Cat states over distinct particles
Concretely, a cat state can refer to the possibility that multiple atoms be in a superposition of all spin up and all spin down, known as a Greenberger–Horne–Zeilinger state (GHZ state), which is highly entangled. Since GHZ states are relatively difficult to produce but easy to verify they are often used as a benchmark for different platforms. Such a state for six atoms was realized by a team led by David Wineland at NIST in 2005[3] and the largest states have since grown to beyond 20.
Optically, the GHZ state can be realized with several distinct photons in a superposition of all polarized vertically and all polarized horizontally. These have been experimentally realized by a team led by Pan Jianwei at University of Science and Technology of China, for instance, four-photon entanglement,[4] five-photon entanglement,[5] six-photon entanglement,[6] eight-photon entanglement,[7] and five-photon ten-qubit cat state.[8]
This spin up/down formulation was proposed by David Bohm, who conceived of spin as an observable in a version of thought experiments formulated in the 1935 EPR paradox.[9]
Cat states in single modes
In quantum optics, a cat state is defined as the quantum superposition of two opposite-phase coherent states of a single optical mode (e.g., a quantum superposition of large positive electric field and large negative electric field): [math]\displaystyle{ |\mathrm{cat}_e\rangle \propto |\alpha\rangle + |{-}\alpha\rangle, }[/math] where [math]\displaystyle{ |\alpha\rangle = e^{-\frac{1}{2}|\alpha|^2} \sum_{n=0}^\infty \frac{\alpha^n}{\sqrt{n!}} |n\rangle }[/math] and [math]\displaystyle{ |{-}\alpha\rangle = e^{-\frac{1}{2}|{-}\alpha|^2} \sum_{n=0}^\infty \frac{({-}\alpha)^n}{\sqrt{n!}} |n\rangle }[/math] are coherent states defined in the number (Fock) basis.

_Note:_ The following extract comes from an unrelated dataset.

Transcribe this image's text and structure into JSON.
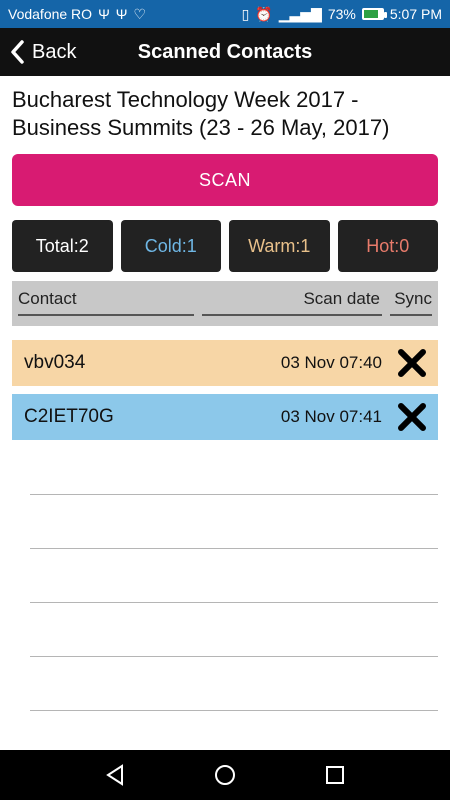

Notice that if we add the two states together, the resulting cat state only contains even Fock state terms: [math]\displaystyle{ |\mathrm{cat}_e\rangle \propto 2e^{-\frac{1}{2}|\alpha|^2} \left(\frac{\alpha^0}{\sqrt{0!}} |0\rangle + \frac{\alpha^2}{\sqrt{2!}} |2\rangle + \frac{\alpha^4}{\sqrt{4!}} |4\rangle + \dots\right). }[/math]
As a result of this property, the above cat state is often referred to as an even cat state. Alternatively, we can define an odd cat state as [math]\displaystyle{ |\mathrm{cat}_o\rangle \propto |\alpha\rangle - |{-}\alpha\rangle, }[/math]
which only contains odd Fock states: [math]\displaystyle{ |\mathrm{cat}_o\rangle \propto 2e^{-\frac{1}{2}|\alpha|^2} \left(\frac{\alpha^1}{\sqrt{1!}} |1\rangle + \frac{\alpha^3}{\sqrt{3!}} |3\rangle + \frac{\alpha^5}{\sqrt{5!}} |5\rangle + \dots\right). }[/math]
Even and odd coherent states were first introduced by Dodonov, Malkin, and Man'ko in 1974.[10]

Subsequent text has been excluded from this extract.